We can also observe this behavior for 10M rows:
tablesample_test=# explain analyze select * from ts_test tablesample bernoulli(0.01);
QUERY PLAN
----------------------------------------------------------------------------------------------------------------------------
Sample Scan (bernoulli) on ts_test (cost=0.00..63702.00 rows=1000 width=19) (actual time=0.707..779.128 rows=998 loops=1)
Planning time: 0.094 ms
Execution time: 779.244 ms
(3 rows)
Both the row count and execution time increased 10 times. Based on these 3 examples, we may say that there may be a linear correlation between the number of rows and the time it takes to sampling.
Repeatable Example
To demonstrate how REPEATABLE
works, first we will choose a simple seed
parameter. Supposing that we selected 200 as the seed to the random number generator:
SELECT * FROM ts_test TABLESAMPLE SYSTEM (0.001) REPEATABLE (200);
The query above gives us a sample distribution similar to the following:
id | title |
741 | Record #741 |
742 | Record #742 |
743 | Record #743 |
… | … |
Now suppose that no writes were done on ts_table
during this period. Let’s run the exact query for the second time.
SELECT * FROM ts_test TABLESAMPLE SYSTEM (0.001) REPEATABLE (200);
The result set will be the same as above because the given seed, 200, was kept the same.
id | title |
741 | Record #741 |
742 | Record #742 |
743 | Record #743 |
… | … |
However, providing a different seed most likely will produce a quite different result set.

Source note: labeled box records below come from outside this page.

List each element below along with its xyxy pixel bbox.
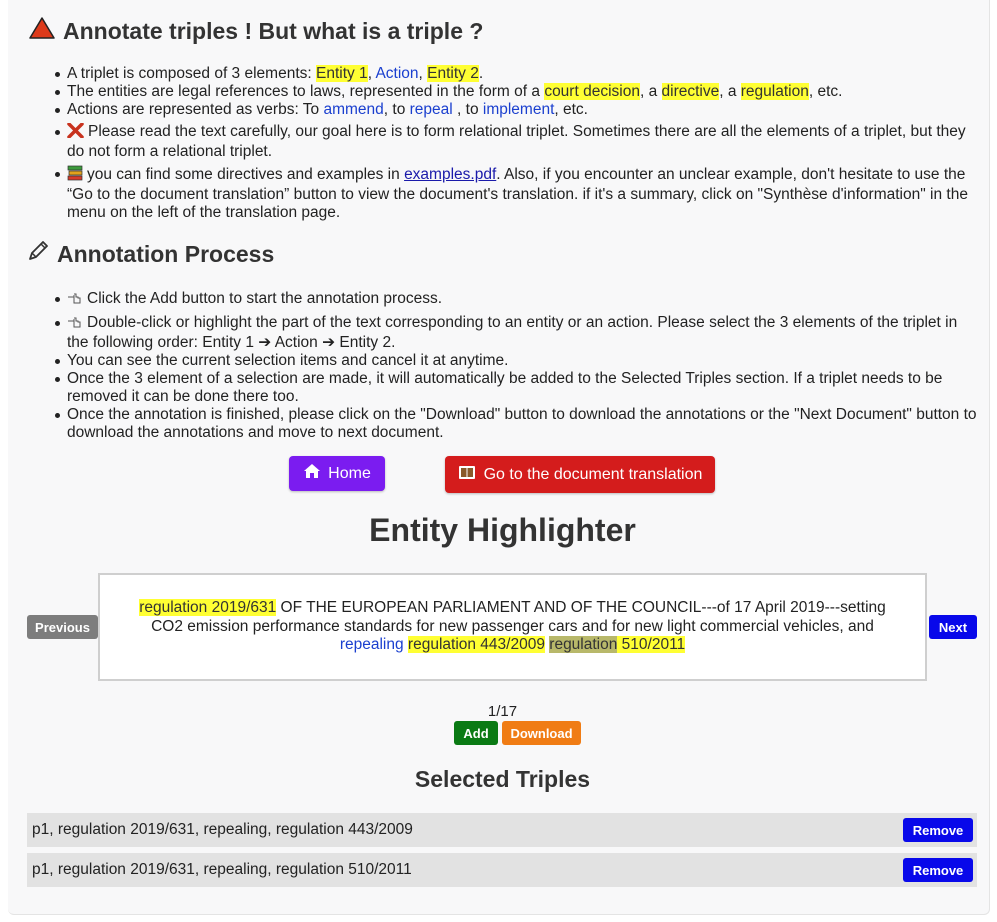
list-text: A triplet is composed of 3 elements: <box>67 65 316 82</box>
document-text: regulation 2019/631 OF THE EUROPEAN PARL… <box>122 599 903 655</box>
examples-pdf-link[interactable]: examples.pdf <box>404 166 496 183</box>
list-text: , a <box>719 83 741 100</box>
list-text: . <box>478 65 484 82</box>
document-translation-label: Go to the document translation <box>483 465 703 483</box>
red-cross-icon <box>67 122 84 143</box>
list-item: you can find some directives and example… <box>55 165 977 222</box>
list-text: , to <box>452 101 483 118</box>
list-text: The entities are legal references to law… <box>67 83 545 100</box>
list-text: Once the annotation is finished, please … <box>67 406 977 441</box>
page-counter: 1/17 <box>487 703 518 720</box>
list-text: Once the 3 element of a selection are ma… <box>67 370 943 405</box>
list-text: Actions are represented as verbs: To <box>67 101 324 118</box>
list-item: Once the annotation is finished, please … <box>55 406 977 442</box>
triple-text: p1, regulation 2019/631, repealing, regu… <box>32 821 413 838</box>
action-label: Action <box>375 65 419 82</box>
house-icon <box>303 463 321 484</box>
list-text: , etc. <box>554 101 588 118</box>
selected-triples-title: Selected Triples <box>414 766 591 792</box>
page-container: Annotate triples ! But what is a triple … <box>8 0 990 915</box>
entity-highlight[interactable]: regulation 2019/631 <box>139 599 277 617</box>
entity-highlight[interactable]: 510/2011 <box>621 636 686 654</box>
home-button[interactable]: Home <box>289 456 385 491</box>
remove-button[interactable]: Remove <box>903 818 973 842</box>
previous-button[interactable]: Previous <box>27 615 98 639</box>
books-icon <box>67 165 83 186</box>
entity-highlighter-title: Entity Highlighter <box>369 512 636 548</box>
section-title-annotate: Annotate triples ! But what is a triple … <box>29 17 483 45</box>
section-title-process: Annotation Process <box>27 240 274 268</box>
entity2-highlight: Entity 2 <box>427 65 479 82</box>
entity1-highlight: Entity 1 <box>315 65 368 82</box>
document-translation-button[interactable]: Go to the document translation <box>445 456 715 493</box>
entity-highlight[interactable]: regulation 443/2009 <box>407 636 545 654</box>
list-text: You can see the current selection items … <box>67 352 509 369</box>
home-button-label: Home <box>328 464 371 482</box>
list-text: , a <box>639 83 662 100</box>
list-item: The entities are legal references to law… <box>55 83 977 101</box>
next-button[interactable]: Next <box>929 615 977 639</box>
add-button[interactable]: Add <box>454 721 498 745</box>
list-item: Once the 3 element of a selection are ma… <box>55 370 977 406</box>
list-item: A triplet is composed of 3 elements: Ent… <box>55 65 977 83</box>
list-text: you can find some directives and example… <box>87 166 405 183</box>
triple-text: p1, regulation 2019/631, repealing, regu… <box>32 861 412 878</box>
intro-list: A triplet is composed of 3 elements: Ent… <box>55 65 977 222</box>
entity-highlight-selected[interactable]: regulation <box>549 636 618 654</box>
action-highlight[interactable]: repealing <box>340 636 404 653</box>
action-ammend: ammend <box>323 101 384 118</box>
regulation-highlight: regulation <box>740 83 809 100</box>
section-title-process-text: Annotation Process <box>57 240 275 267</box>
list-text: , <box>418 65 428 82</box>
table-row: p1, regulation 2019/631, repealing, regu… <box>27 853 977 887</box>
pointing-hand-icon <box>67 315 83 334</box>
remove-button[interactable]: Remove <box>903 858 973 882</box>
open-book-icon <box>458 465 476 485</box>
action-implement: implement <box>482 101 555 118</box>
document-text-box[interactable]: regulation 2019/631 OF THE EUROPEAN PARL… <box>98 573 927 681</box>
action-repeal: repeal <box>409 101 453 118</box>
section-title-annotate-text: Annotate triples ! But what is a triple … <box>63 17 484 44</box>
directive-highlight: directive <box>661 83 720 100</box>
court-decision-highlight: court decision <box>544 83 640 100</box>
list-item: Actions are represented as verbs: To amm… <box>55 101 977 119</box>
pencil-icon <box>27 240 49 268</box>
process-list: Click the Add button to start the annota… <box>55 290 977 442</box>
table-row: p1, regulation 2019/631, repealing, regu… <box>27 813 977 847</box>
list-text: Please read the text carefully, our goal… <box>67 123 966 160</box>
list-item: Please read the text carefully, our goal… <box>55 122 977 161</box>
pointing-hand-icon <box>67 291 83 310</box>
list-item: Double-click or highlight the part of th… <box>55 314 977 352</box>
list-text: , etc. <box>808 83 843 100</box>
list-text: , to <box>383 101 410 118</box>
list-item: Click the Add button to start the annota… <box>55 290 977 310</box>
warning-triangle-icon <box>29 17 55 45</box>
list-text: Double-click or highlight the part of th… <box>67 314 958 351</box>
list-text: Click the Add button to start the annota… <box>87 290 442 307</box>
download-button[interactable]: Download <box>502 721 581 745</box>
list-item: You can see the current selection items … <box>55 352 977 370</box>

SELECT * FROM ts_test TABLESAMPLE SYSTEM (0.001) REPEATABLE (9000);
id | title |
556 | Record #556 |
557 | Record #557 |
558 | Record #558 |
… | … |
Extensibility
The TABLESAMPLE
implementation can be extended with custom sampling methods. PostgreSQL 9.5 has an API for sampling functions, and includes two extensions: tsm_system_rows
and tsm_system_time
.
We will discuss those in greater detail in future blog posts.
Advantages
The premise of Big Data is that you must have detailed data to answer important business questions. But this is not always true, analysing trends and big changes is possible with statistically relevant sample of the data.
This is also true for exploratory research where TABLESAMPLE
can help to quickly identify areas for further study.
When table sizes reach terabytes, getting statistically relevant output from the data is the main issue. No matter what optimizations you do, reading TBs of data off a disk will take time. With TABLESAMPLE
, sampling is much easier and thanks to the extensibility, it’s possible to ensure the selected sample is relevant for the given use case.